Things that a prosecutor suggests to a witness or to the court should be based on argument or on verifiable facts that are of record in the case. Comodi violated this standard in her statement about time, where she suggested as fact something that was demonstrably untrue. I'll be interested to learn whether she also violated this standard in her statement about the "6 day delay". I think she did.
 
Did Ms Camodi state these times from memory, after looking at the records, or did she deliberately falsify the records to agree with her statement?

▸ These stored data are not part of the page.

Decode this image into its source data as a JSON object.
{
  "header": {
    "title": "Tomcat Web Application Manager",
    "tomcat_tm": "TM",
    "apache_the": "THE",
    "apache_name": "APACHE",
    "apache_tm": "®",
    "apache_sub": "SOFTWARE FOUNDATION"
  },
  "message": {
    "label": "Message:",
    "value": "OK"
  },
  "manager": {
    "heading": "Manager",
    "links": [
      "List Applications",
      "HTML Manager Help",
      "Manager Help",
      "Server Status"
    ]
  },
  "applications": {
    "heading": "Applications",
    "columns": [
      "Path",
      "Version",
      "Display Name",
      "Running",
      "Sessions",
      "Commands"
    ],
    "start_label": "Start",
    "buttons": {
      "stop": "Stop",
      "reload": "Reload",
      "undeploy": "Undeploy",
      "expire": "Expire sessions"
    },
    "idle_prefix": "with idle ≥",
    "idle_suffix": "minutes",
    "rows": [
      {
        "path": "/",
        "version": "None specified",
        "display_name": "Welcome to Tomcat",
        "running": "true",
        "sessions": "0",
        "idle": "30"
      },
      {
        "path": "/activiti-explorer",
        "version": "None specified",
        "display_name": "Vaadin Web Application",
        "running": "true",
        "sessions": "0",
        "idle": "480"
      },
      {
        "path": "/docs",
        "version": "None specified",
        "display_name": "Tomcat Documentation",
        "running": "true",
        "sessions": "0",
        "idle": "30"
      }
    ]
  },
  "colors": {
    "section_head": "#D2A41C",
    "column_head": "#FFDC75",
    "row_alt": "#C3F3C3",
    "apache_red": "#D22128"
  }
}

That would make a difference would it not?

The same for any witness for the prosecution. Did they not give testimony based on their recall.

It seems that the pro acquittal side want to have different standards of evidence for the prosecution and defence.

According to the pro acquittal side, the prosecution have zero evidence against Sollecito and Knox. Given the outcome of the first trial, this sounds strange and certainly would give rise to suspicion of conspiracy.

In the first trial there was an eyewitness, Curatolo, to break their alibi - meaning they lied about the alibi - and put them very near the scene of the crime precisely at the time the judges then believed Kercher was murdered. There was also strong technical evidence in the form of DNA that put them in the room where the murder took place. The judges filled the rest of the gaps in the strange story with some weak reasoning about what could have happened, must have happened.

Now both the eyewitness and the DNA evidence is discredited well beyond reasonable doubt and hopefully the appeal has showed the judges in a convincing fashion that the time of death must have been earlier than described in the Massei report.

And that is enough to conclude that it's possible Knox and Sollecito didn't participate in the murder of Meredith Kercher. Even if the judges strongly suspect that they lied when questioned by the police, that the break-in probably was staged and so on.
 
:relieved: Thank God, three pages later, someone finally uses Amanda's testimony to answer bolint's question about the toilet. It was not that Meredith complained about Amanda not flushing. It was that Amanda told the court that Meredith had once explained to her about using the brush.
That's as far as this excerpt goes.